China to increase export tariffs
Beijing rejects calls to revalue currency
EYE ON CHINA
Special report: Eye on China
BEIJING, China -- China will drastically raise export tariffs on 74 categories of textile products beginning June, the government has said, in an apparent effort to meet U.S. and European demands to stem the flood of cheap Chinese goods.
The increase could be as much as 400 percent for most of the products, the Xinhua News Agency said in a one-sentence dispatch, according to The Associated Press.
No other details were given.
China faces pressure from the United States, the European Union and other producers to restrain its textile exports, which have soared since a global quota system ended on January 1.
The United States on Wednesday imposed quotas to limit growth of Chinese imports to 7.5 percent a year.
They apply to men's and boy's cotton and man-made fiber shirts, man-made fiber trousers, man-made fiber knit shirts and blouses, and combed cotton yarn.
On May 13, Washington imposed similar restrictions on Chinese-made cotton trousers, cotton knit shirts and underwear.
The limits come a day after the U.S. Treasury pointedly called for Beijing to allow a revaluing upwards of its currency, the yuan, which the U.S. says is giving an unfair advantage to Chinese manufacturers.
Chinese clothing imports, including man-made fiber shirts and blouses, will now be subject to quota limits, according to a U.S. Commerce Department release.
Last Friday the department put quotas on cotton trousers and knit-shirts and a range of underwear.
The latest restrictions demonstrated "the administration's continued commitment to America's textile manufacturers and their employees," Commerce Department Secretary Carlos Gutierrez said in a statement released Wednesday.
"We will enforce our trade agreements to ensure that U.S. companies get a fair deal as they compete in the global marketplace," he said.
The department said the clothing categories cited were threatening to disrupt the U.S. market.
Shipments of Chinese textiles and apparel to the U.S. have surged since the end of global quotas on January 1.
Last year the U.S. ran up a $162 billion trade deficit with China.
U.S.-based manufacturers say China's system of pegging the value of the yuan at around 8.28 to one U.S. dollar undervalues the Chinese currency by as much as 40 percent.
An artificially weak yuan makes Chinese goods cheaper in the U.S. and American products more expensive in China.
The U.S. Treasury said Tuesday that if China yuan policy was "highly distortionary" and posed a risk to China's economy, its trading partners and global economic growth.
China has rejected the suggestion that it should immediately allow its currency to revalue.
Chinese Commerce Minister Bo Xilai said Wednesday the charges made by the U.S. Treasury were unfounded.
"I believe they are not reasonable," Bo told Reuters.

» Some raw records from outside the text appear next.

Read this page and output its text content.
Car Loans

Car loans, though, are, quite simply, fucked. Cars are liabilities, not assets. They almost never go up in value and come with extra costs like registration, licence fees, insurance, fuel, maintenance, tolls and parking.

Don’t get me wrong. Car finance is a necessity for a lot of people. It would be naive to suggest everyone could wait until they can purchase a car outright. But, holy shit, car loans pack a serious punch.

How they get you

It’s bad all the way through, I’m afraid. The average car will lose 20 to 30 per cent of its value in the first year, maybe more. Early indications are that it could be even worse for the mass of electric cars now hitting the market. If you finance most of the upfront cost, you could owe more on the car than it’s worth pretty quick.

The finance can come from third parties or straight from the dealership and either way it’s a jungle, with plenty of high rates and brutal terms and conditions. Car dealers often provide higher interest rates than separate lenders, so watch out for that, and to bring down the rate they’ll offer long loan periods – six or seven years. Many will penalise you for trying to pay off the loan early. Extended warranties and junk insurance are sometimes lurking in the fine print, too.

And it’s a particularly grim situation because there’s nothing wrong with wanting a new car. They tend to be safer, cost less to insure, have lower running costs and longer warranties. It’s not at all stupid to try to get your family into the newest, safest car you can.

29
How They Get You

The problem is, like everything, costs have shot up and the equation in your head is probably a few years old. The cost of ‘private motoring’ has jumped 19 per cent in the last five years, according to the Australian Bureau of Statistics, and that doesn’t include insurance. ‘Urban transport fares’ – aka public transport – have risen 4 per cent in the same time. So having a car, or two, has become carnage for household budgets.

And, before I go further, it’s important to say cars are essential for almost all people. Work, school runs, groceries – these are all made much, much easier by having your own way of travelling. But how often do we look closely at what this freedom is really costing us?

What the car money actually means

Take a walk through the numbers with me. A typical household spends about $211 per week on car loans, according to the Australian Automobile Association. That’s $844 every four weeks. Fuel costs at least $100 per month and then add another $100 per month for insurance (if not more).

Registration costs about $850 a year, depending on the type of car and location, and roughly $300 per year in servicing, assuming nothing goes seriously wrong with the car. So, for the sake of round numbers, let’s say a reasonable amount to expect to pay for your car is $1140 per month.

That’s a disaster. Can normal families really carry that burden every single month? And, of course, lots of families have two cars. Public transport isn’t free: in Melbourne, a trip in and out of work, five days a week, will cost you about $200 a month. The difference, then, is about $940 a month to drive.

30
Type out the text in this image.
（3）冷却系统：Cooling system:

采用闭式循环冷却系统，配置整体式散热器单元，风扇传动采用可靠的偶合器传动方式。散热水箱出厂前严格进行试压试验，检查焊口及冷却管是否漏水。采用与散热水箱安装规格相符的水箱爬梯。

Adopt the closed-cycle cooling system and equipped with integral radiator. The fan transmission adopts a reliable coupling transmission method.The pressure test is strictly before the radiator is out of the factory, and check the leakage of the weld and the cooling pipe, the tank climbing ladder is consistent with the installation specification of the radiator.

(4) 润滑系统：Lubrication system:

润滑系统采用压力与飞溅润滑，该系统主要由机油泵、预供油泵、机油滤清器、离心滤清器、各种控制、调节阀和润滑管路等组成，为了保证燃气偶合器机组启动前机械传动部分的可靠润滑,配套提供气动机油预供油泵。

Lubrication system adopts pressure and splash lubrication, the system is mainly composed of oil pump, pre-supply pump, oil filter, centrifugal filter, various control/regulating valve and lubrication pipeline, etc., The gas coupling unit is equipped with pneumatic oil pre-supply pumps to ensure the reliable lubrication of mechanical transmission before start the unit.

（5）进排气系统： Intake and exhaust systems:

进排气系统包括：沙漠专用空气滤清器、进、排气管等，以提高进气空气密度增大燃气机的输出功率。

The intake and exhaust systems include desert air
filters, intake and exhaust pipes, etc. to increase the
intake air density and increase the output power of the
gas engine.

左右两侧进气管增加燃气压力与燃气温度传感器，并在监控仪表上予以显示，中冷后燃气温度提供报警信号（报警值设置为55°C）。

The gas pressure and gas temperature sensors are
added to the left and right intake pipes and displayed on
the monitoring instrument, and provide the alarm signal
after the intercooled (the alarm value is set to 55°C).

The latest U.S. quota move will see the named import categories to increase this year by just 7.5 percent compared with shipments over a 12-month base period.
The U.S. has the power to set the limits on Chinese goods under an agreement that cleared the way for Beijing's membership in the World Trade Organization in 2001.
The American Manufacturing Trade Action Coalition, a textile industry group, praised the move Wednesday.
"Failure to act would have cost tens of thousands of U.S. jobs," the group's executive director, Auggie Tantillo, said, according to The Associated Press.
But Laura Jones, executive director of the United States Association of Importers of Textiles and Apparel, was critical.
"These restrictions on imports from China will do absolutely nothing to help the U.S. textile industry -- and the government knows it," AP quoted Jones, whose group includes large retailers, as saying.